Gross margin declined to 35.4% from 40.2%, reflecting higher costs, inclusive of commodity costs and tariffs, and unfavorable volume/mix.

“Our business continues to deliver strong results in a dynamic external environment. In the third quarter, net sales and adjusted earnings per share exceeded our expectations, reflecting the strength of our portfolio of leading brands, along with our disciplined cost management,” said Mark Smucker, Chief Executive Officer, President, and Chair of the Board.

Cash provided by operating activities rose to $558.5 million from $239.4 million in the prior year. Free cash flow increased to $487.0 million from $151.3 million.

The company ended the quarter with $52.8 million in cash and cash equivalents, $486.9 million in short-term borrowings, and $6.84 billion in long-term debt. During the quarter, it repaid $200 million of long-term debt and paid $116.7 million in dividends.

Segment Performance

U.S. Retail Coffee net sales rose 23% to $908.2 million, driven by higher net pricing. Segment profit margin declined to 21.9% from 28.2%, reflecting higher commodity costs and tariffs.

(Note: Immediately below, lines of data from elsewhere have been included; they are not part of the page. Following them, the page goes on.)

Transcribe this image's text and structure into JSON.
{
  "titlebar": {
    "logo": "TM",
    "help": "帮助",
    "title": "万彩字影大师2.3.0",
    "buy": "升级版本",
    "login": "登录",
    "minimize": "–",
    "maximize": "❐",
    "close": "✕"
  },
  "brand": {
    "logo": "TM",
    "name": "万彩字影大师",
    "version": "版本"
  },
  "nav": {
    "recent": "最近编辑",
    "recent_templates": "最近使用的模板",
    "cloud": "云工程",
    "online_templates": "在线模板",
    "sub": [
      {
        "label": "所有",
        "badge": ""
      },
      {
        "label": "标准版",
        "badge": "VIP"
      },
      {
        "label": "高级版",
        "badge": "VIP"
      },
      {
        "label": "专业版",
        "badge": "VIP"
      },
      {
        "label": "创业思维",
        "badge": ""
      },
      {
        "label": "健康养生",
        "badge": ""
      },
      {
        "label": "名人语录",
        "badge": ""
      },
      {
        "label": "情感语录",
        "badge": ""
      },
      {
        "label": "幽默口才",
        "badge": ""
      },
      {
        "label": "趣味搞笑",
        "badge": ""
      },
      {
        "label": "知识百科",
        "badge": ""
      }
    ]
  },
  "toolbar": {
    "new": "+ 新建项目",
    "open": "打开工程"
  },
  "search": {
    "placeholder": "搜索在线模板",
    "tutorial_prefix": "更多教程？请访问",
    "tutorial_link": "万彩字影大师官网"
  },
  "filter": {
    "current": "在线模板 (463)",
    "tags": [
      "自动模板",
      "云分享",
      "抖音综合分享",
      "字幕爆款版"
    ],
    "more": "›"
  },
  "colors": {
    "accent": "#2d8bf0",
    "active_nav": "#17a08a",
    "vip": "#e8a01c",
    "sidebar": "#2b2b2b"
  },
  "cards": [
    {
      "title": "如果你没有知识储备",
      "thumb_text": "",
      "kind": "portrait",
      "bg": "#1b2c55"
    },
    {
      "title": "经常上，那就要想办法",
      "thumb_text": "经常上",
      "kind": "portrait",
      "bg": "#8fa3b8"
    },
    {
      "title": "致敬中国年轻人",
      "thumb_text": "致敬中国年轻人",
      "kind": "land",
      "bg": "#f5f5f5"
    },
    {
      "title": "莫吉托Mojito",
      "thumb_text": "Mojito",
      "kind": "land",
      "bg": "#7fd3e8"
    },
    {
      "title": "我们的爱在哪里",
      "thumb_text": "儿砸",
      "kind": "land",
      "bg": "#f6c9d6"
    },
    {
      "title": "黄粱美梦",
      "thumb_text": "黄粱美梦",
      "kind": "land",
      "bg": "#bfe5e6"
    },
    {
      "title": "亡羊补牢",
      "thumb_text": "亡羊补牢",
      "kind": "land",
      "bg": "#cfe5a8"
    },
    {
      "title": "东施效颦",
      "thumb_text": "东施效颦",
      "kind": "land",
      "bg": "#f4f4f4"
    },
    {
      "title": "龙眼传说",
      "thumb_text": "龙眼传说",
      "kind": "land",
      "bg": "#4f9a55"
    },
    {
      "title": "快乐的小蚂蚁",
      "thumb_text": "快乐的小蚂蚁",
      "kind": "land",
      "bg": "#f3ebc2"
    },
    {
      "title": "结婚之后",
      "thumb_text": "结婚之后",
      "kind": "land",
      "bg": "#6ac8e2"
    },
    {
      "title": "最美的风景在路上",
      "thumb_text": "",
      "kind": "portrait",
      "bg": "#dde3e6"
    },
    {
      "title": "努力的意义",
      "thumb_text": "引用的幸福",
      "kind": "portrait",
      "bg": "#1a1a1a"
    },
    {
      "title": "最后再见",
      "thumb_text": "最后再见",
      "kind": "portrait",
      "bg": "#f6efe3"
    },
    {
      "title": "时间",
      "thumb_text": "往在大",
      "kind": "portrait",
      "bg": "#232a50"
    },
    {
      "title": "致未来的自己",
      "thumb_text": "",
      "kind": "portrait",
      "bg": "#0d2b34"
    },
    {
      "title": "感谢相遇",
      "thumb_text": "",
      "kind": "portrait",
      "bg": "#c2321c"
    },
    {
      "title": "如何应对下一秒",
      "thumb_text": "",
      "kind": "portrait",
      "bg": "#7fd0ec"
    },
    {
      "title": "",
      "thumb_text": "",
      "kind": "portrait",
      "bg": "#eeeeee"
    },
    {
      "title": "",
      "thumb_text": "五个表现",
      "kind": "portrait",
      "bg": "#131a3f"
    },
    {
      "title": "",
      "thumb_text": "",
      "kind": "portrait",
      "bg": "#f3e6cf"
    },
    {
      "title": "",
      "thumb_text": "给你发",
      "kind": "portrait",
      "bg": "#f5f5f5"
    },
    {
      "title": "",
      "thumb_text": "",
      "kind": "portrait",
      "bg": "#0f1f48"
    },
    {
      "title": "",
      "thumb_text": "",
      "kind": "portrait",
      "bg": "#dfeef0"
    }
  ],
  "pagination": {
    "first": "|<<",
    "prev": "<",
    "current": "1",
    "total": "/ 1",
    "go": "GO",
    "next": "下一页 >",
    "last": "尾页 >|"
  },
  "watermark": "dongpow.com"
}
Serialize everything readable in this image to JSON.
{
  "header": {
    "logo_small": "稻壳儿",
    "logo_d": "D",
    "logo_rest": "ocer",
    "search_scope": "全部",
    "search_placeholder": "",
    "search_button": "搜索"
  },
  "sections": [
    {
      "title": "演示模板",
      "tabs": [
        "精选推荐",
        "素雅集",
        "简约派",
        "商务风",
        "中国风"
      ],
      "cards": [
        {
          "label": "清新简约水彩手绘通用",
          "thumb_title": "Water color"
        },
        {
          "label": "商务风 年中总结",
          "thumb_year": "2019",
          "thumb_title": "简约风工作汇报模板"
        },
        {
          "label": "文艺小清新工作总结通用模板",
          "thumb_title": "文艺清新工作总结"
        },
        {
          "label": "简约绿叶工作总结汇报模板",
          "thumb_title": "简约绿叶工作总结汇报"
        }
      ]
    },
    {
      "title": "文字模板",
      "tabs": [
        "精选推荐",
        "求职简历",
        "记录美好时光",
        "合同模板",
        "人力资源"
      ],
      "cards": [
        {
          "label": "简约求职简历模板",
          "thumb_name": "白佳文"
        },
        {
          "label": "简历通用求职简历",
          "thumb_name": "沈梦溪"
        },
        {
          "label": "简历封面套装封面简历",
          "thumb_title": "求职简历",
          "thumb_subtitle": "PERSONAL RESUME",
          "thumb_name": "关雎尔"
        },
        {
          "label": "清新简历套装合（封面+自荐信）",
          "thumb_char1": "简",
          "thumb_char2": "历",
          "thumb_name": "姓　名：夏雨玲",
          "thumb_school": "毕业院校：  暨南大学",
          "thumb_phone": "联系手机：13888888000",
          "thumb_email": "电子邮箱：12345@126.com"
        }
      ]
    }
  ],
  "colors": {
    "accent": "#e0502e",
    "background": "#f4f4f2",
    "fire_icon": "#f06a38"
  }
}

U.S. Retail Frozen Handheld and Spreads net sales increased 2% to $454.0 million, with segment profit margin improving to 22.8%.

U.S. Retail Pet Foods’ net sales declined 1% to $417.1 million, reflecting lapping contract manufacturing sales related to divested pet food brands. Margin expanded to 29.2%.

Sweet Baked Snacks’ net sales fell 19% to $224.8 million, and segment profit margin declined to 5.4%.

International and Away-From-Home net sales increased 12% to $335.3 million, with margin rising to 21.5%.

Outlook

For fiscal 2026, the company affirmed adjusted earnings per share guidance of $8.75 to $9.25, compared with the $8.99 estimate.

It narrowed its fiscal 2026 sales outlook to $9.031 billion to $9.075 billion from the prior range of $9.031 billion to $9.119 billion, compared with the $9.070 billion estimate.

The midpoint change in net sales guidance reflects the estimated impact of a recent fire at the company’s Emporia, Kansas, manufacturing facility in February.

The company continues to expect free cash flow of approximately $975.0 million, capital expenditures of $325.0 million, and an adjusted effective income tax rate of 24.0%.

Additionally, The J.M. Smucker announced that it appointed NRG CFO Bruce Chung and former Snyder’s-Lance CEO David Singer to its board following engagement with Elliott Investment Management.

SJM Price Action: JM Smucker shares were up 6.17% at $113.18 at the time of publication on Thursday, according to Benzinga Pro data.